The uptick is partly due to an increased demand signal from the Pentagon, which issued a set of data decrees in 2021. Deputy Defense Secretary Kathleen Hicks “said we're moving into an open data standard architecture,” he said. 

“I just get a sense that increasingly, we're seeing companies both have a sense of urgency with a pacing threat and also with an understanding that there are really, really awesome new capabilities that are being invented out there. And if they don't begin to partner and invest in those and bring them into the environment and help them, we might find ourselves with one or two less primes.”

Spirk and his fellow panelists noted how challenging it can be to break into the defense industrial base, and said there are major perks to having prime contractors partner, acquire, or invest in a startup. 

Biz Peabody, Shield AI’s chief of staff, said defense tech companies want to get their products onto the field—and teaming with big companies can do that. 

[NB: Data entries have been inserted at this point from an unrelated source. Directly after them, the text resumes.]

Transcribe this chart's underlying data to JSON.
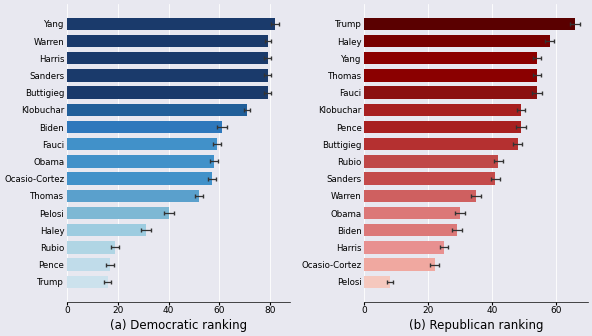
{
  "dem_labels": [
    "Yang",
    "Warren",
    "Harris",
    "Sanders",
    "Buttigieg",
    "Klobuchar",
    "Biden",
    "Fauci",
    "Obama",
    "Ocasio-Cortez",
    "Thomas",
    "Pelosi",
    "Haley",
    "Rubio",
    "Pence",
    "Trump"
  ],
  "dem_values": [
    82,
    79,
    79,
    79,
    79,
    71,
    61,
    59,
    58,
    57,
    52,
    40,
    31,
    19,
    17,
    16
  ],
  "dem_errors": [
    1.5,
    1.2,
    1.5,
    1.5,
    1.5,
    1.2,
    2.0,
    1.5,
    1.5,
    1.5,
    1.5,
    2.0,
    2.0,
    1.5,
    1.5,
    1.5
  ],
  "dem_colors": [
    "#1a3a6b",
    "#1a3a6b",
    "#1a3a6b",
    "#1a3a6b",
    "#1a3a6b",
    "#215f99",
    "#2e78bc",
    "#4191c9",
    "#4191c9",
    "#4191c9",
    "#5aa0cc",
    "#7db8d4",
    "#9dcce0",
    "#b0d5e4",
    "#c0dcea",
    "#cce2ed"
  ],
  "dem_hatch": [
    false,
    false,
    false,
    false,
    false,
    false,
    false,
    false,
    false,
    false,
    false,
    false,
    true,
    true,
    true,
    true
  ],
  "rep_labels": [
    "Trump",
    "Haley",
    "Yang",
    "Thomas",
    "Fauci",
    "Klobuchar",
    "Pence",
    "Buttigieg",
    "Rubio",
    "Sanders",
    "Warren",
    "Obama",
    "Biden",
    "Harris",
    "Ocasio-Cortez",
    "Pelosi"
  ],
  "rep_values": [
    66,
    58,
    54,
    54,
    54,
    49,
    49,
    48,
    42,
    41,
    35,
    30,
    29,
    25,
    22,
    8
  ],
  "rep_errors": [
    1.5,
    1.5,
    1.2,
    1.2,
    1.5,
    1.2,
    1.5,
    1.5,
    1.5,
    1.5,
    1.5,
    1.5,
    1.5,
    1.2,
    1.5,
    1.0
  ],
  "rep_colors": [
    "#5a0000",
    "#780000",
    "#8b0000",
    "#8b0000",
    "#8b1010",
    "#a82020",
    "#a82020",
    "#b53030",
    "#c04848",
    "#c44a4a",
    "#cf6060",
    "#dc7878",
    "#dc7878",
    "#e89090",
    "#f0a8a0",
    "#f5c8be"
  ],
  "rep_hatch": [
    false,
    false,
    false,
    false,
    false,
    false,
    false,
    false,
    false,
    false,
    false,
    true,
    true,
    true,
    true,
    true
  ],
  "dem_title": "(a) Democratic ranking",
  "rep_title": "(b) Republican ranking",
  "dem_xlim": [
    0,
    88
  ],
  "rep_xlim": [
    0,
    70
  ],
  "dem_xticks": [
    0,
    20,
    40,
    60,
    80
  ],
  "rep_xticks": [
    0,
    20,
    40,
    60
  ],
  "background_color": "#e8e8f0",
  "bar_height": 0.72,
  "label_fontsize": 6.2,
  "tick_fontsize": 6.5,
  "title_fontsize": 8.5
}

“Our Kratos partnership, which we just announced this morning to integrate our AI pilot onto their Valkyrie, which is a group five [unmanned aircraft system]…that is really exciting,” Peabody said. “Because I think at the end of the day, having a product and being able to deploy that product is the name of the game.”

Tony Frazier, Maxar’s executive vice president and general manager for public sector earth intelligence, agreed with Peabody, noting that navigating the Defense Department’s acquisition process can be tricky, and smaller companies can collaborate with the primes “to show how we can get after a requirement more quickly.”

The space technology company has been supporting the Army's Project Convergence, which started in 2020 “and as part of that, there's been a lot of desire to be able to take commercial space and integrate that into a theater ground system,” he said, naming as an example the service’s TITAN initiative, which has multiple prime contractors signed on to perform different tasks.

“I think we're seeing that as a broader trend, whether it's for how we bring innovation into the modeling training simulation world—so working with the primes that are incumbents there—having our data integrated into platforms for assured [positioning, navigation and timing]. In order to really solve the problem, we got to work better together.”

John Serafini, HawkEye 360’s CEO, said having prime contractors as strategic investors added value throughout the company’s growth, such as providing access to secure spaces and building relationships on Capitol Hill. 

“Investment, particularly in the past four years where the defense industrial base has recognized a lot of value in having their own venture funds or partnering with great venture funds to get access to young innovation, that's all been very positive,” he said.